El país acaba de pasar por una dura prueba: más de diez años de una dictadura que, además de entorpecer el progreso social y diezmar la economía, trató de aniquilar el espíritu por todos los medios posibles, tergiversando la historia, enalteciendo falsos valores y fomentando bajos instintos. […] Pero las fuerzas vitales no estaban agotadas, como lo prueba la magnífica Revolución Libertadora de setiembre, que le permitirá volver a ponerse a tono con los países civilizados del orbe y, en el campo del arte plástico, esta exposición que revela cuáles han sido los esfuerzos de los jóvenes pintores y escultores para hablar el libérrimo lenguaje de la modernidad54.

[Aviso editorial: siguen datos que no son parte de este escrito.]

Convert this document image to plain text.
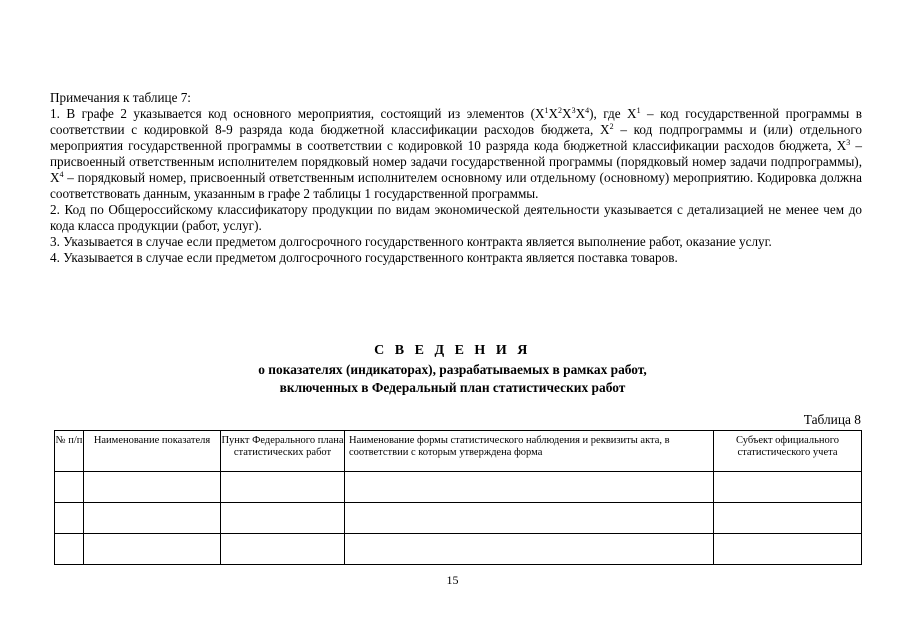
Примечания к таблице 7:

1. В графе 2 указывается код основного мероприятия, состоящий из элементов $(X^1X^2X^3X^4)$, где $X^1$ – код государственной программы в соответствии с кодировкой 8-9 разряда кода бюджетной классификации расходов бюджета, $X^2$ – код подпрограммы и (или) отдельного мероприятия государственной программы в соответствии с кодировкой 10 разряда кода бюджетной классификации расходов бюджета, $X^3$ – присвоенный ответственным исполнителем порядковый номер задачи государственной программы (порядковый номер задачи подпрограммы), $X^4$ – порядковый номер, присвоенный ответственным исполнителем основному или отдельному (основному) мероприятию. Кодировка должна соответствовать данным, указанным в графе 2 таблицы 1 государственной программы.

2. Код по Общероссийскому классификатору продукции по видам экономической деятельности указывается с детализацией не менее чем до кода класса продукции (работ, услуг).

3. Указывается в случае если предметом долгосрочного государственного контракта является выполнение работ, оказание услуг.

4. Указывается в случае если предметом долгосрочного государственного контракта является поставка товаров.

С В Е Д Е Н И Я
о показателях (индикаторах), разрабатываемых в рамках работ,
включенных в Федеральный план статистических работ
Таблица 8
№ п/п	Наименование показателя	Пункт Федерального плана статистических работ	Наименование формы статистического наблюдения и реквизиты акта, в соответствии с которым утверждена форма	Субъект официального статистического учета

15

Ese “libérrimo lenguaje de la modernidad” encierra el intento de actualización, de puesta a tono “con los países civilizados”, como la tarea de los jóvenes artistas argentinos del momento. ¿Y tan extraño es que los mismos deseos que auspiciaba Romero Brest para el arte de la Argentina posperonista (apertura, internacionalización, desarrollo y ruptura con el pasado inmediato) pudieran recuperarse cuarenta y cinco años después, no frente a un golpe de estado sino frente a una crisis política muy dramática? En realidad no es tan extraño. El internacionalismo estético y el canon cultural liberal, con su énfasis en el desarrollo, la competencia y la actualización, debieron terciar repetidamente a lo largo de la historia con las fuerzas opuestas del revisionismo y la defensa algo afantasmada de una presunta cultura autóctona y popular a la que Romero Brest acusaba en el catálogo para el envío a Venecia de 1956 de “tergiversadora”, enaltecedora de “falsos valores” y promotora de “bajos instintos”. Y cuando la industria del arte contemporáneo se afinca en Buenos Aires en la primera mitad de la década del 2000 encuentra su fuente más propicia en ese intento de internacionalización y modernización del gusto artístico que había tenido lugar en el Di Tella medio siglo antes.

Pero la historia es sinuosa, y la promoción del internacionalismo y el desarrollo institucional que arrebató a la escena artística argentina a mediados de los 2000 también derivó a la postre en la germinación de su opuesto lógico: un revisionismo melancólico, promotor de una idea del arte ingenua, localista y no cercenada por la ideología del desarrollo profesional, que comienza a venerar sus propios ídolos oscuros, olvidados en los márgenes del canon, hasta construir un santuario entero de artistas salvajes, regionales y tímidos en un nuevo espacio ideativo, por fuera de la narrativa normalizada del artista competitivo que prevalece en redes globales. “Soy internacionalista en todo, menos en el arte”, dijo una vez Marcelo Pombo. Y la frase, viniendo de una de las figuras centrales del arte del Rojas, tomó nueva vida alrededor de 2010, en pleno idilio global del arte contemporáneo argentino. Al canon basado en la norma de un arte internacional, actualizado y profesional que la industria del arte fue formando a su paso por Buenos Aires fue oponiéndosele un “canon de lo prohibido”, un contra canon, un canon queer. Y de las relaciones entre ambos trata este libro.